23. The method according to claim 19 wherein said matching comprises identifying all state sequence pairs from each said Finite State Machine, said state sequence pairs comprising starting and ending states linked by at least one path and constructing a plurality of lists of said state sequence pairs corresponding to each non-leaf node of said regular expression tree, and wherein said sub-matching operation succeeds if said one constituent part is compulsory and at least one of the lists of said state sequence pairs of said child node contains solely state sequence pairs whose starting state is connected to said entry point of said Finite State Machine and whose ending state is connected to said exit point of said Finite State Machine.

24. The method according to claim 1 wherein said step of identifying data format information is used to identify one or more of a plurality of pre-determined data formats.

25. A method of identifying data-format information, said method comprising the steps of:

(a) matching a regular expression described in schema with data sub-formats; and

(b) identifying a ‘type’ of the regular expression based on a result of step (a).

26. A method according to claim 25, wherein said schema is a predetermined schema and includes XML schema.

27. A method according to claim 25, wherein the type is one of currency, weight, volume, temperature and length.

28. A method according to claim 25, wherein each said data sub-format corresponds to a Finite State Machine and step (a) matches said regular expression with said Finite State Machines to thereby enable step (b) to identify the type of said data sub-format corresponding to the matching Finite State Machine.

29. A computer readable medium, having a program recorded thereon, where the program is configured to make a computer execute a procedure to identify data format information, said program comprising:

code for matching a regular expression described in schema with data sub-formats; and

code for identifying a ‘type’ of the regular expression based on a result of said matching.
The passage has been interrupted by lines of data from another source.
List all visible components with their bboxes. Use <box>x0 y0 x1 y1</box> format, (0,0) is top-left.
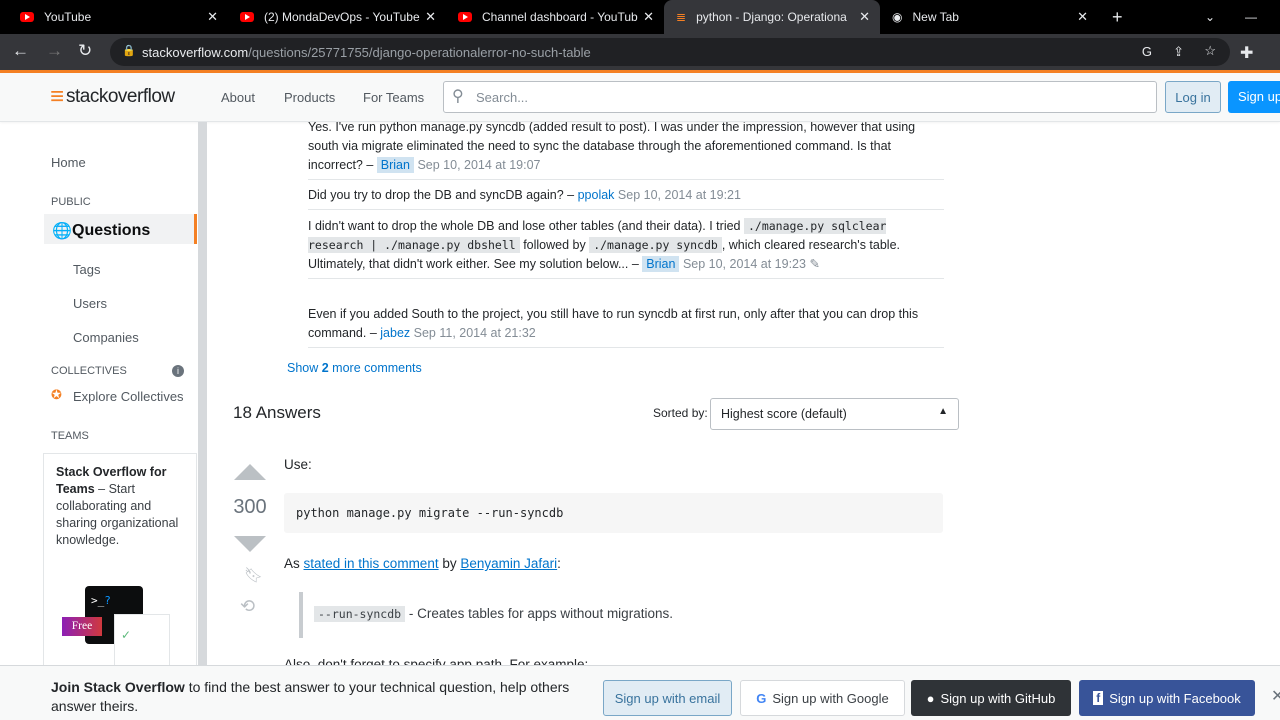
blockquote-bar <box>299 592 303 638</box>
select-arrows-icon: ▲ <box>938 406 948 417</box>
tab-new-tab[interactable]: ◉ New Tab ✕ <box>880 0 1098 34</box>
author-link[interactable]: Benyamin Jafari <box>460 556 557 571</box>
sidebar-section-teams: TEAMS <box>51 430 89 442</box>
sidebar-item-users[interactable]: Users <box>73 296 107 311</box>
forward-icon[interactable]: → <box>46 41 63 61</box>
signup-banner: Join Stack Overflow to find the best ans… <box>0 665 1280 720</box>
youtube-icon <box>20 12 34 22</box>
upvote-button[interactable] <box>234 464 266 480</box>
check-illustration: ✓ <box>114 614 170 666</box>
show-more-comments-link[interactable]: Show 2 more comments <box>287 361 422 375</box>
chrome-icon: ◉ <box>892 10 903 24</box>
google-icon[interactable]: G <box>1142 44 1152 59</box>
sidebar-section-collectives: COLLECTIVES <box>51 365 127 377</box>
google-icon: G <box>756 690 767 706</box>
tab-channel-dashboard[interactable]: Channel dashboard - YouTub ✕ <box>446 0 664 34</box>
tab-search-icon[interactable]: ⌄ <box>1185 0 1215 34</box>
comment: Even if you added South to the project, … <box>308 305 944 348</box>
code-block: python manage.py migrate --run-syncdb <box>284 493 943 533</box>
login-button[interactable]: Log in <box>1165 81 1221 113</box>
nav-products[interactable]: Products <box>284 90 335 105</box>
logo[interactable]: ≡ stackoverflow <box>50 83 175 111</box>
signup-button[interactable]: Sign up <box>1228 81 1280 113</box>
blockquote: --run-syncdb - Creates tables for apps w… <box>314 606 673 622</box>
back-icon[interactable]: ← <box>12 41 29 61</box>
tab-strip: YouTube ✕ (2) MondaDevOps - YouTube ✕ Chan… <box>0 0 1280 34</box>
comment-link[interactable]: stated in this comment <box>304 556 439 571</box>
sidebar-item-tags[interactable]: Tags <box>73 262 100 277</box>
youtube-icon <box>240 12 254 22</box>
comment-user-link[interactable]: Brian <box>642 256 680 272</box>
answer-paragraph: As stated in this comment by Benyamin Ja… <box>284 556 561 571</box>
main-content: Yes. I've run python manage.py syncdb (a… <box>207 122 1280 665</box>
logo-icon: ≡ <box>50 83 65 110</box>
youtube-icon <box>458 12 472 22</box>
close-tab-icon[interactable]: ✕ <box>425 9 436 25</box>
tab-youtube[interactable]: YouTube ✕ <box>0 0 228 34</box>
history-icon[interactable]: ⟲ <box>240 596 255 617</box>
nav-about[interactable]: About <box>221 90 255 105</box>
sidebar-item-questions[interactable]: 🌐 Questions <box>44 214 197 244</box>
new-tab-button[interactable]: + <box>1100 0 1123 34</box>
address-bar-row: ← → ↻ 🔒 stackoverflow.com/questions/25771… <box>0 34 1280 70</box>
site-header: ≡ stackoverflow About Products For Teams … <box>0 73 1280 122</box>
signup-github-button[interactable]: ● Sign up with GitHub <box>911 680 1071 716</box>
bookmark-star-icon[interactable]: ☆ <box>1204 43 1216 59</box>
close-tab-icon[interactable]: ✕ <box>859 9 870 25</box>
sidebar-scrollbar[interactable] <box>198 122 207 665</box>
comment-user-link[interactable]: ppolak <box>578 188 615 202</box>
close-banner-icon[interactable]: ✕ <box>1271 686 1280 706</box>
reload-icon[interactable]: ↻ <box>78 41 92 61</box>
bookmark-icon[interactable]: 🔖︎ <box>244 566 263 584</box>
github-icon: ● <box>926 690 935 706</box>
extensions-icon[interactable]: ✚ <box>1240 43 1253 63</box>
collectives-icon: ✪ <box>51 387 62 402</box>
answers-count: 18 Answers <box>233 403 321 422</box>
comment: Yes. I've run python manage.py syncdb (a… <box>308 122 944 180</box>
sidebar-section-public: PUBLIC <box>51 196 91 208</box>
minimize-icon[interactable]: — <box>1225 0 1257 34</box>
comment: Did you try to drop the DB and syncDB ag… <box>308 186 944 210</box>
close-tab-icon[interactable]: ✕ <box>1077 9 1088 25</box>
search-icon: ⚲ <box>452 88 464 105</box>
sidebar-item-home[interactable]: Home <box>51 155 86 170</box>
sort-select[interactable]: Highest score (default) ▲ <box>710 398 959 430</box>
free-badge: Free <box>62 617 102 636</box>
signup-google-button[interactable]: G Sign up with Google <box>740 680 905 716</box>
close-tab-icon[interactable]: ✕ <box>207 9 218 25</box>
vote-count: 300 <box>233 496 267 518</box>
sort-label: Sorted by: <box>653 406 708 420</box>
signup-facebook-button[interactable]: f Sign up with Facebook <box>1079 680 1255 716</box>
url-input[interactable]: 🔒 stackoverflow.com/questions/25771755/dj… <box>110 38 1230 66</box>
comment-user-link[interactable]: jabez <box>380 326 410 340</box>
info-icon[interactable]: i <box>172 365 184 377</box>
facebook-icon: f <box>1093 691 1104 705</box>
edit-pencil-icon[interactable]: ✎ <box>809 257 819 271</box>
tab-mondadevops[interactable]: (2) MondaDevOps - YouTube ✕ <box>228 0 446 34</box>
signup-email-button[interactable]: Sign up with email <box>603 680 732 716</box>
comment-user-link[interactable]: Brian <box>376 157 414 173</box>
close-tab-icon[interactable]: ✕ <box>643 9 654 25</box>
teams-promo[interactable]: Stack Overflow for Teams – Start collabo… <box>43 453 197 666</box>
sidebar-item-explore-collectives[interactable]: Explore Collectives <box>73 389 184 404</box>
comment: I didn't want to drop the whole DB and l… <box>308 217 944 279</box>
globe-icon: 🌐 <box>52 223 72 240</box>
sidebar-item-companies[interactable]: Companies <box>73 330 139 345</box>
downvote-button[interactable] <box>234 536 266 552</box>
search-input[interactable]: ⚲ Search... <box>443 81 1157 113</box>
share-icon[interactable]: ⇪ <box>1173 44 1184 60</box>
tab-python-django[interactable]: ≣ python - Django: Operationa ✕ <box>664 0 880 34</box>
stackoverflow-icon: ≣ <box>676 10 687 24</box>
nav-for-teams[interactable]: For Teams <box>363 90 424 105</box>
lock-icon: 🔒 <box>122 45 136 57</box>
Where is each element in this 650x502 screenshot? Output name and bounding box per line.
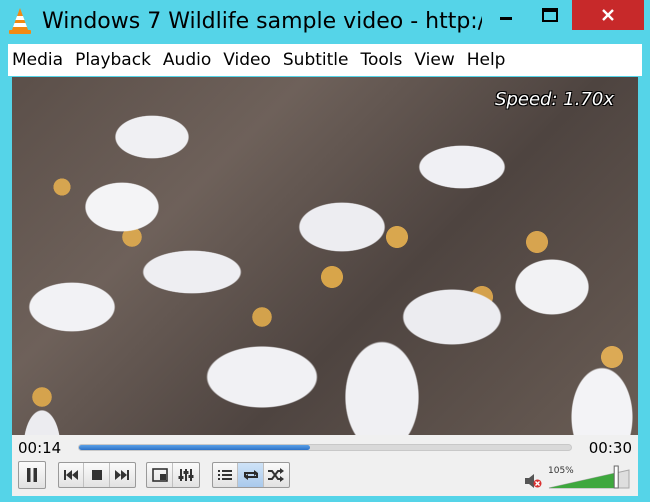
time-elapsed[interactable]: 00:14 — [18, 438, 61, 458]
video-display[interactable]: Speed: 1.70x — [12, 77, 638, 435]
volume-label: 105% — [548, 466, 574, 476]
menu-video[interactable]: Video — [217, 44, 277, 76]
menu-view[interactable]: View — [408, 44, 460, 76]
minimize-button[interactable] — [484, 0, 528, 30]
menu-audio[interactable]: Audio — [157, 44, 217, 76]
vlc-window: Windows 7 Wildlife sample video - http:/… — [0, 0, 650, 502]
loop-button[interactable] — [238, 463, 264, 487]
mute-speaker-icon[interactable] — [524, 473, 542, 489]
playlist-button[interactable] — [213, 463, 239, 487]
menu-playback[interactable]: Playback — [69, 44, 157, 76]
next-icon — [115, 470, 130, 480]
playlist-group — [212, 462, 290, 488]
seek-bar-fill — [79, 445, 311, 450]
menu-help[interactable]: Help — [461, 44, 512, 76]
playlist-icon — [218, 470, 233, 480]
pause-button[interactable] — [18, 461, 46, 489]
view-group — [146, 462, 200, 488]
random-icon — [268, 468, 285, 482]
menu-bar: Media Playback Audio Video Subtitle Tool… — [8, 44, 642, 76]
stop-icon — [91, 470, 102, 480]
next-button[interactable] — [110, 463, 135, 487]
extended-settings-button[interactable] — [173, 463, 199, 487]
minimize-icon — [500, 17, 512, 20]
close-button[interactable] — [572, 0, 644, 30]
volume-slider-handle[interactable] — [613, 465, 619, 489]
seek-bar[interactable] — [78, 444, 572, 451]
loop-icon — [243, 470, 258, 480]
maximize-icon — [542, 8, 558, 22]
previous-icon — [64, 470, 79, 480]
extended-settings-icon — [178, 469, 194, 481]
window-title: Windows 7 Wildlife sample video - http:/… — [42, 9, 482, 34]
previous-button[interactable] — [59, 463, 85, 487]
random-button[interactable] — [264, 463, 289, 487]
fullscreen-icon — [151, 468, 168, 482]
close-icon — [602, 9, 614, 21]
playback-controls: 00:14 00:30 105% — [12, 435, 638, 496]
time-total[interactable]: 00:30 — [589, 438, 632, 458]
title-bar[interactable]: Windows 7 Wildlife sample video - http:/… — [0, 0, 650, 44]
menu-media[interactable]: Media — [8, 44, 69, 76]
maximize-button[interactable] — [528, 0, 572, 30]
fullscreen-button[interactable] — [147, 463, 173, 487]
menu-subtitle[interactable]: Subtitle — [277, 44, 355, 76]
speed-osd-text: Speed: 1.70x — [495, 89, 614, 110]
menu-tools[interactable]: Tools — [354, 44, 408, 76]
transport-group — [58, 462, 136, 488]
pause-icon — [27, 468, 37, 482]
stop-button[interactable] — [84, 463, 110, 487]
vlc-cone-icon — [9, 8, 31, 34]
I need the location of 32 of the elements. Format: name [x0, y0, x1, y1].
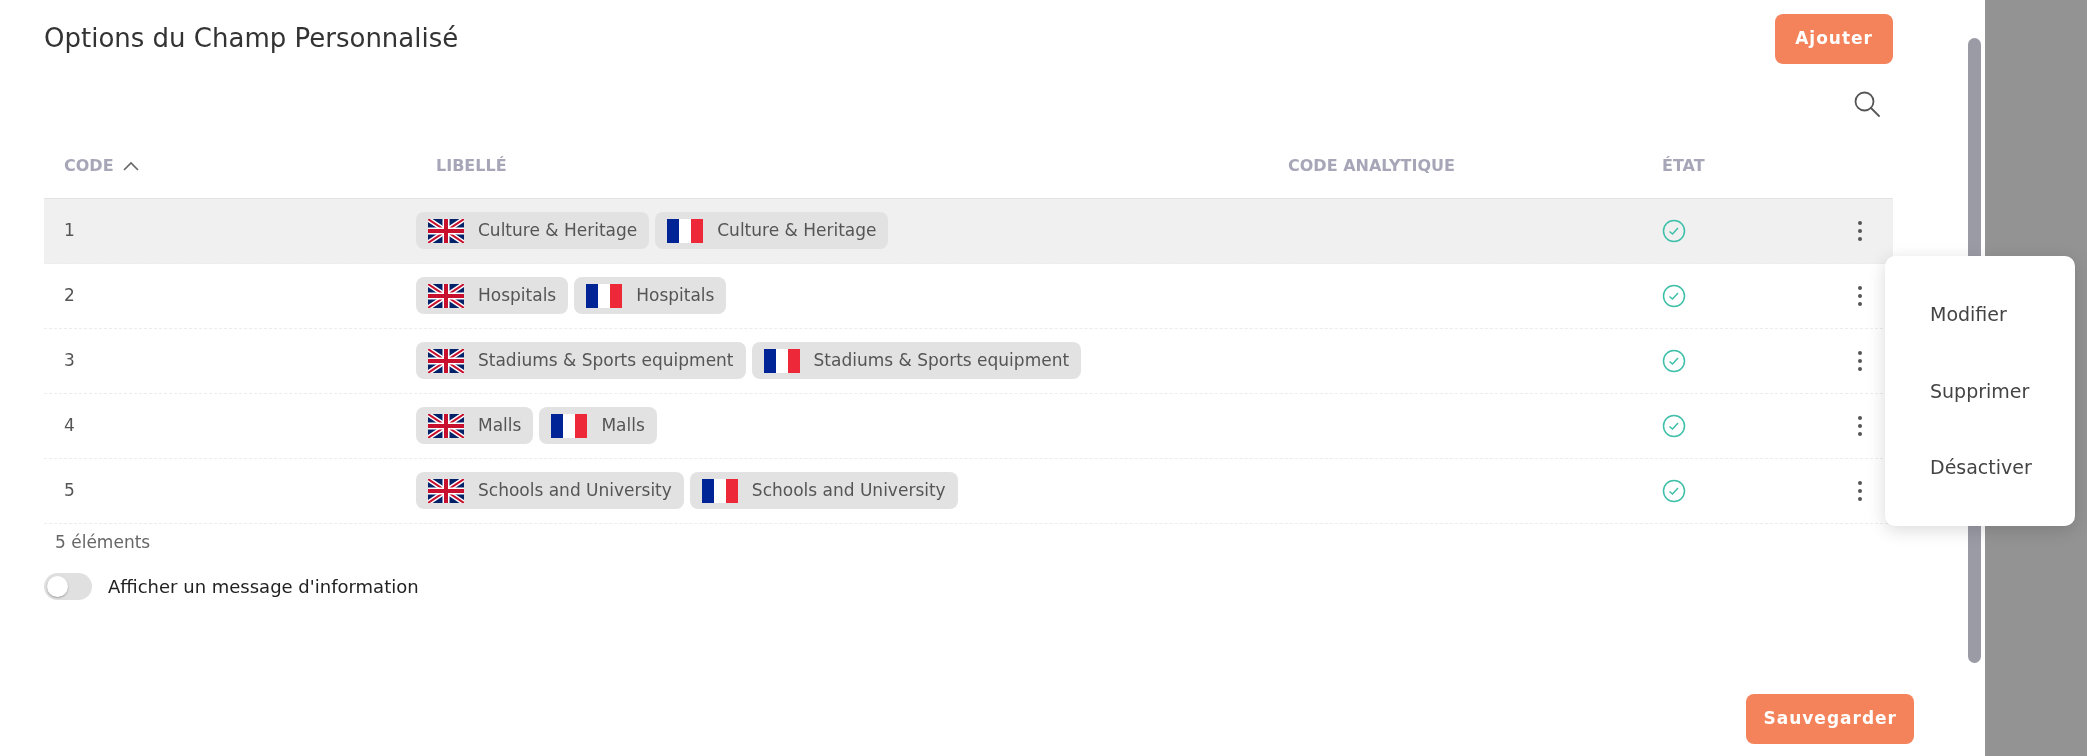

30. A computer readable medium, having a program recorded thereon, where the program is configured to make a computer execute a procedure to identify data format information from a regular expression, said program comprising:

code for constructing a regular expression tree from said regular expression;

code for identifying at least one sub-format of said data format, said sub-format comprising at least one constituent part;

code for representing each said constituent part of said at least one sub-format with a corresponding Finite State Machine, each said Finite State Machine comprising an entry point, an exit point, at least one state and zero or more transitions; and

code for matching said regular expression tree against said Finite State Machines to identify a matching one of said sub-formats, said one sub-format thereby representing said data format of said regular expression.

31. Apparatus for identifying data format information from a regular expression, said apparatus:

means for constructing a regular expression tree from said regular expression;

means for identifying at least one sub-format of said data format from said regular expression tree, said sub-format comprising at least one constituent part;

means for representing each said constituent part of said at least one sub-format with a corresponding Finite State Machine, each said Finite State Machine comprising an entry point and an exit point; and

means for matching said regular expression tree against said Finite State Machines to identify a matching one of said Finite State Machines, said one Finite State Machine thereby representing said data format of said regular expression.

32. Computer apparatus for identifying data-format information, said computer apparatus comprising:

means for matching a regular expression described in schema with data sub-formats; and

means for identifying a ‘type’ of the regular expression based on a result of the matching.